Traditional risk factors only allow us to identify some people at risk, and therefore we are missing some of those who need early treatment to prevent a heart attack/stroke and potentially unnecessarily treating others. We therefore need better ways of identifying those who would benefit from treatment. We are trying to improve the prediction process to better identify those who may benefit from treatment.

Our genes contain the instructions for how our body works, and this can be thought of as a book. While each of us have a very similar book of instructions or set of genes, there are some differences between us that can affect the way in which our body works. Sometimes these changes mean some of us are more likely to develop certain types of diseases. These differences between individuals are referred to as genetic variants. For CAD there are thought to be many genetic changes that may be associated with increased risk of having a serious cardiac event. Measurement of the many genetic changes associated with a disease, is called a polygenetic risk score (PRS). We would like to examine participant’s genes to see if the genetic changes that are associated with CAD are also associated with coronary calcium and who are most likely to benefit from medication such as statins.

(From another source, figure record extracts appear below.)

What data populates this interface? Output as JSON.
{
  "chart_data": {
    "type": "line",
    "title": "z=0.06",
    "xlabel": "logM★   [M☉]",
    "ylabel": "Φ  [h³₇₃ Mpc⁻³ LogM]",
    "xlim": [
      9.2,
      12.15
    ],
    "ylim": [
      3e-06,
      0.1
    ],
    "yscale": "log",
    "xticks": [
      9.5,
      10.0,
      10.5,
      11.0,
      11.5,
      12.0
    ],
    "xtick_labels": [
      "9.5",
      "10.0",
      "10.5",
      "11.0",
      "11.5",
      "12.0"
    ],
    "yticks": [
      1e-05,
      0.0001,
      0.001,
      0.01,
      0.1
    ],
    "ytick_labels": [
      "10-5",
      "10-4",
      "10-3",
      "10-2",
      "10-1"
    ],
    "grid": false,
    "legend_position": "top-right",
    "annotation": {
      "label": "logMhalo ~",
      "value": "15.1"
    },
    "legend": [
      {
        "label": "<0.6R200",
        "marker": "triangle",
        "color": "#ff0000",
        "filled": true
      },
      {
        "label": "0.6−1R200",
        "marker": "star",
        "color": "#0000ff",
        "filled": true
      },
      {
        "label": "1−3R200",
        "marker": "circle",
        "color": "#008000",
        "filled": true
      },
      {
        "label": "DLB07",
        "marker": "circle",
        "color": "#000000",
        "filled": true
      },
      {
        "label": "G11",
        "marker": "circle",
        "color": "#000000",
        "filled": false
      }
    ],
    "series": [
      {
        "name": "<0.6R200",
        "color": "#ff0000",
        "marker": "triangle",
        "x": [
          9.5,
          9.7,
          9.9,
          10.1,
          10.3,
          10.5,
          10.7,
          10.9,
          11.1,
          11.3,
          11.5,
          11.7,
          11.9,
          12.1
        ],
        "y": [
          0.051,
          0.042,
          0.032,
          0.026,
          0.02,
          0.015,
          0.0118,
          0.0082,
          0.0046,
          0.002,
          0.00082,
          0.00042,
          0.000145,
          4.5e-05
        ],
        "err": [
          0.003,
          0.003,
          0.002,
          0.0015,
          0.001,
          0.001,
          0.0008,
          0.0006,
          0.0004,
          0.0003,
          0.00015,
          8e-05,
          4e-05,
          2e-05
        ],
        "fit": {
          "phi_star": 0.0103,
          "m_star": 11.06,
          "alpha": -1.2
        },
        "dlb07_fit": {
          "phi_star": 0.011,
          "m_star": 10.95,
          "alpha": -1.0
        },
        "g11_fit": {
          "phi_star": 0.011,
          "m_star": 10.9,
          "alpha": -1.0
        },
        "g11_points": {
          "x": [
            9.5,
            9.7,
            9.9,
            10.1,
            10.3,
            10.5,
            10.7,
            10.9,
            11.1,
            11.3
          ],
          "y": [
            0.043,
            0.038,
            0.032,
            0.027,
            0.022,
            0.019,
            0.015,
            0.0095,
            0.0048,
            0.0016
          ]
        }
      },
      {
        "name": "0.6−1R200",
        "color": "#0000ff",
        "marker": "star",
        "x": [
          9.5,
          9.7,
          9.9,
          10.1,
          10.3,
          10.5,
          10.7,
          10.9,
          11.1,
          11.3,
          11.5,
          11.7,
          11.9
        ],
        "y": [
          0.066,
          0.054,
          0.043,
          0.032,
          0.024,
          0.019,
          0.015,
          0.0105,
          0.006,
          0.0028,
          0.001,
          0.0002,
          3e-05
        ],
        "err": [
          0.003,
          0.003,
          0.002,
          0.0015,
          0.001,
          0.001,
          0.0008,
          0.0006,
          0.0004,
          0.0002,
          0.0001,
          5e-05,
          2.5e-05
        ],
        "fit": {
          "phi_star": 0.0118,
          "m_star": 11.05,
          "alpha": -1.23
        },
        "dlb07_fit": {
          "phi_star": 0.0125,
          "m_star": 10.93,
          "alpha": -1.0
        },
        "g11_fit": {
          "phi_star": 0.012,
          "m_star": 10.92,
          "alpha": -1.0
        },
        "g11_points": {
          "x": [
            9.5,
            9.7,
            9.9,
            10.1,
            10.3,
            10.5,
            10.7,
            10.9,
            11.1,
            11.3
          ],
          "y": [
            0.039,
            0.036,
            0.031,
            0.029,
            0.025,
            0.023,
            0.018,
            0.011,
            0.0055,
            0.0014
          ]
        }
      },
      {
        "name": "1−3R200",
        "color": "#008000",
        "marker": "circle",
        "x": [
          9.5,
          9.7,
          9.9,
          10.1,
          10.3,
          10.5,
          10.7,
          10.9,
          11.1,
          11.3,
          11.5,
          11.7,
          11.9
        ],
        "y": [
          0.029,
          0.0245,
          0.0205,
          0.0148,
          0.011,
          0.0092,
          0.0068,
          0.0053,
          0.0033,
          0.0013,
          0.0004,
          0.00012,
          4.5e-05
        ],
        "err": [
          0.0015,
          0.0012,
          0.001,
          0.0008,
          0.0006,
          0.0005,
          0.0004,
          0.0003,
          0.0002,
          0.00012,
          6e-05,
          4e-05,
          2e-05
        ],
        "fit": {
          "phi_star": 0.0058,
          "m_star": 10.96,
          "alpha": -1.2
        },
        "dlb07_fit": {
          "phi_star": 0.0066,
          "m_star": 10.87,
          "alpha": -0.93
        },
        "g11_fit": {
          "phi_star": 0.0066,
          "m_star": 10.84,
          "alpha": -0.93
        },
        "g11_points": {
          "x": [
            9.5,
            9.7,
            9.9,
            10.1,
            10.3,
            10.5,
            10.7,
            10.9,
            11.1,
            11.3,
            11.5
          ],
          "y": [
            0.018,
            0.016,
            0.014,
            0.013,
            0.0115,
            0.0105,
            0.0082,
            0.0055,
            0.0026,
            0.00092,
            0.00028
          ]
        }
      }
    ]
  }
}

To perform the genetic risk score, we would like to collect a blood sample for genetic analysis, as well as ask the participant to have a standard “CAT” scan (CT) to identify if they have coronary calcification (a build up of calcium in the heart’s arteries). If calcification is present, we will also the participant to undertake a CT coronary angiogram (which involves injection of a contrast dye). We are trying to find out if there is a relationship between genetic changes and the presence coronary artery disease identified on CT.

Our main aims for this study are to identify whether:

  • PRS can predict the presence of coronary calcium.
  • Knowledge of the PRS result is better or worse than knowledge of the CT scan result in guiding people to reduce their risk (by changing lifestyle and taking medications).

This research is being conducted at the Baker Heart and Diabetes Institute, together with the Australian Genomic Research Facility.